蛙と蝸牛

本の感想。ときどき競艇の話。

骸骨ビルの庭

2010年07月04日 | 本の感想
骸骨ビルの庭(宮本輝 講談社)

戦後間もない大阪十三の「骸骨ビル」とあだ名されたビルで、多数の縁もゆかりもない戦災孤児らを育て上げた男がいた。
男は篤志家として賞賛されたが、孤児のうちの一人の女性が子供のころに骸骨ビルで男から性的虐待を受けていたと訴える。
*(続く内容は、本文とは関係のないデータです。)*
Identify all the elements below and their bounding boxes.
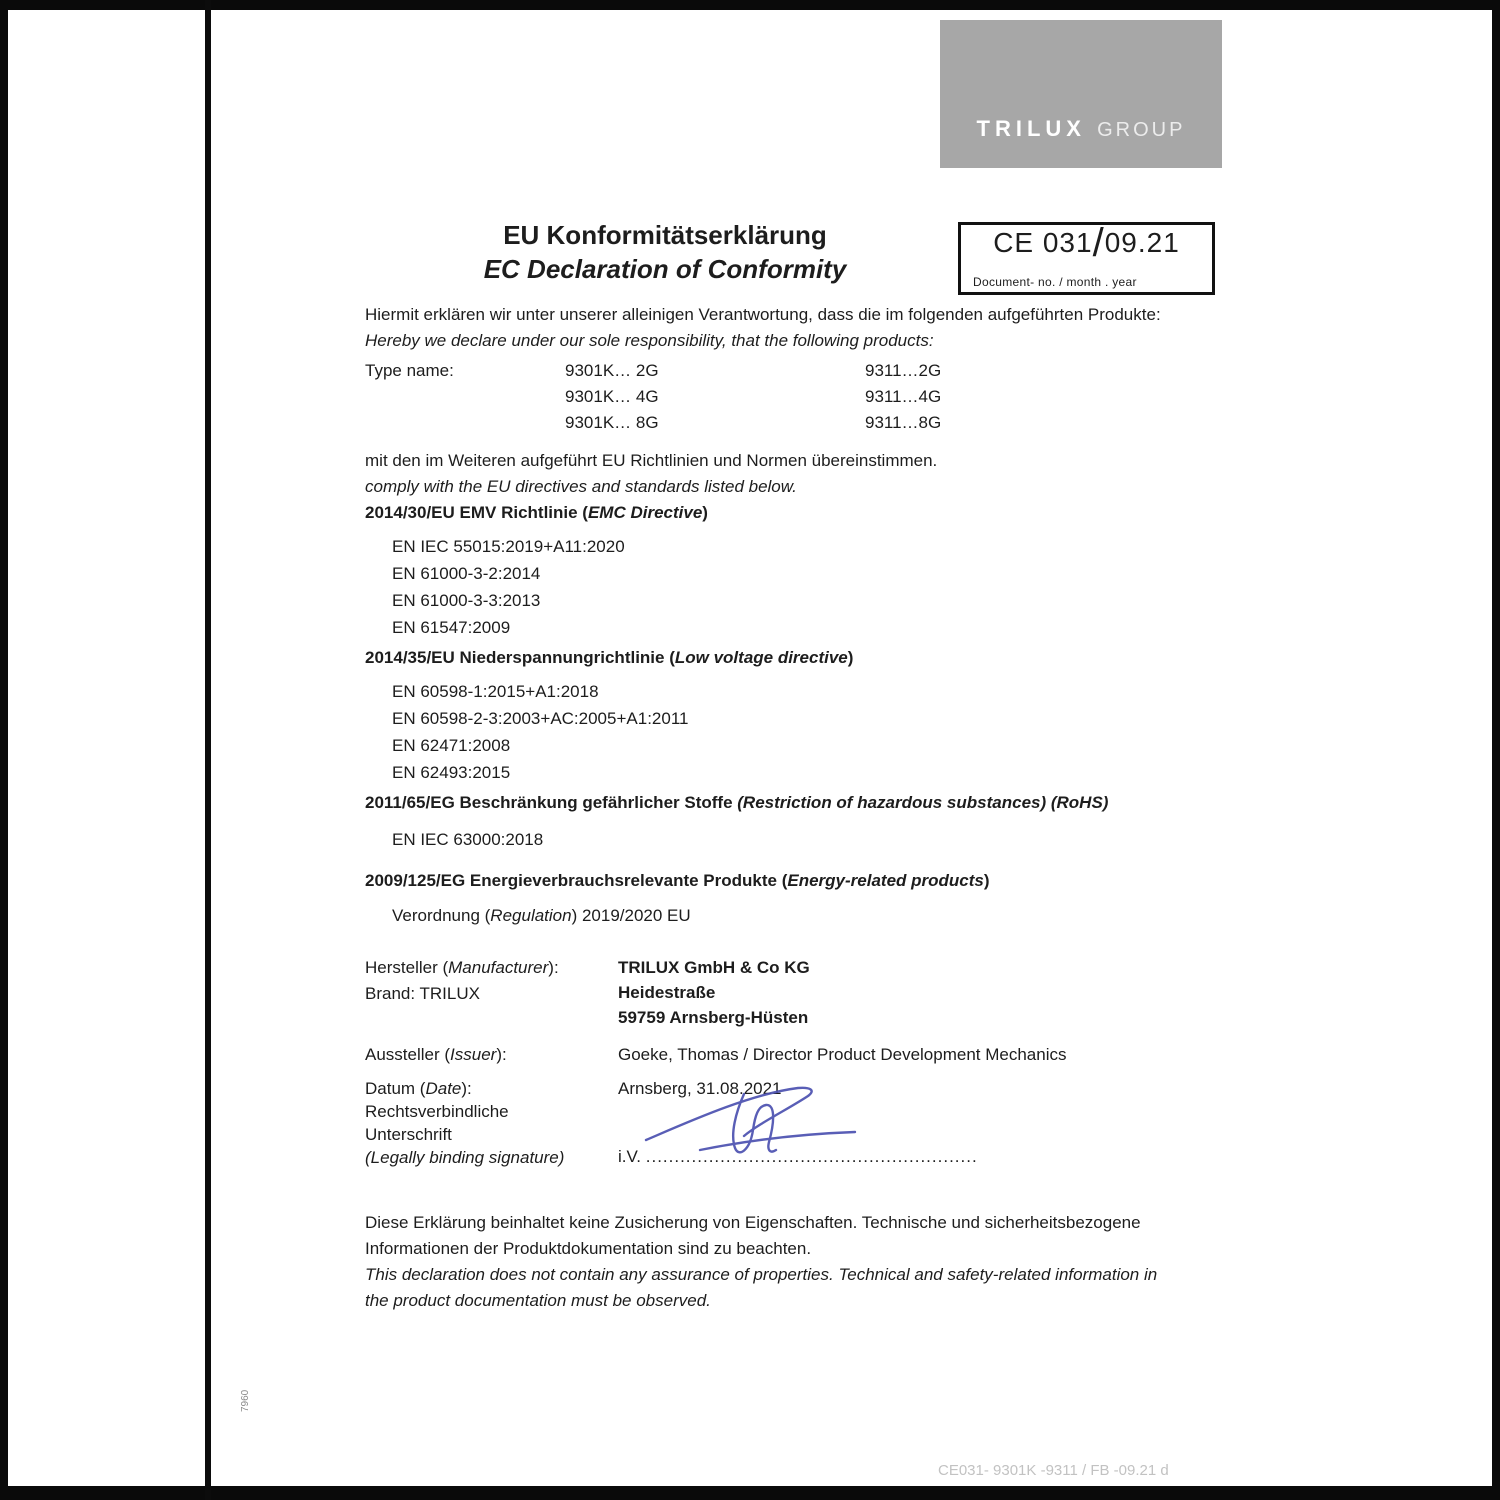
disclaimer-german-1: Diese Erklärung beinhaltet keine Zusicherung von Eigenschaften. Technische und sicherheitsbezogene — [365, 1213, 1141, 1232]
type-item: 9311…2G — [865, 361, 942, 380]
ce-document-number — [961, 221, 1212, 265]
frame-top — [0, 0, 1500, 10]
intro-paragraph — [365, 302, 1161, 354]
heading-italic: (Restriction of hazardous substances) (RoHS) — [737, 793, 1109, 812]
frame-left — [0, 0, 8, 1500]
issuer-value: Goeke, Thomas / Director Product Development Mechanics — [618, 1045, 1067, 1064]
date-value: Arnsberg, 31.08.2021 — [618, 1079, 782, 1098]
type-item: 9301K… 8G — [565, 413, 659, 432]
heading-italic: Energy-related products — [787, 871, 984, 890]
brand-line: Brand: TRILUX — [365, 984, 480, 1003]
manufacturer-city: 59759 Arnsberg-Hüsten — [618, 1008, 809, 1027]
heading-text: 2014/30/EU EMV Richtlinie ( — [365, 503, 588, 522]
label-italic: Date — [425, 1079, 462, 1098]
ce-number-box — [958, 222, 1215, 295]
comply-german: mit den im Weiteren aufgeführt EU Richtlinien und Normen übereinstimmen. — [365, 451, 938, 470]
section-heading-rohs — [365, 790, 1108, 816]
frame-bottom — [0, 1486, 1500, 1500]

男は汚名を晴らすことなく死ぬが、男の資金援助者であり、結核の療養のために男と共同生活を送ってきたもう一人の男は、友の名誉を回復しようと骸骨ビルに居座る。

語り手は骸骨ビルから住人を円満に立ち退かせようとする不動産会社から派遣された中年の男で、この中年男性がビルで育てられた孤児たちの思い出話を聞き書きした、というスタイルになっている。


宮本さん、私が大学のころ「青が散る」を読んで以来のファンなんですが、文学系なのにいまでも人気は高く、息が長いですよねえ。
大阪を中心に、いろいろな困難(病気とか、事業失敗とか)に直面した人生を描いて、人間の力ではコントロールしがたい運命の皮肉を描いた作品が多いと思います。
ご本人も関西出身ですが、大阪を舞台とした作品は、粘着質を帯びたドロドロとした人間模様をそのまま提示するのではなく、うまく整理整頓して、口当たり良く読者に提供しているように思います。このへんが人気が続く原因でしょうか。

本書も、あらすじから想像されるようなあくの強い内容ではなく、語り手の優雅な単身赴任生活が大半を占めています。しかしところどころに覗く人間関係の葛藤がスパイスになって興味を失うことなく読み終えられます。

私は、この本の粗筋を知った時、ついに著者の集大成のような作品が出るのでは、と期待したのですが、そういう意味ではややもの足りない印象でした。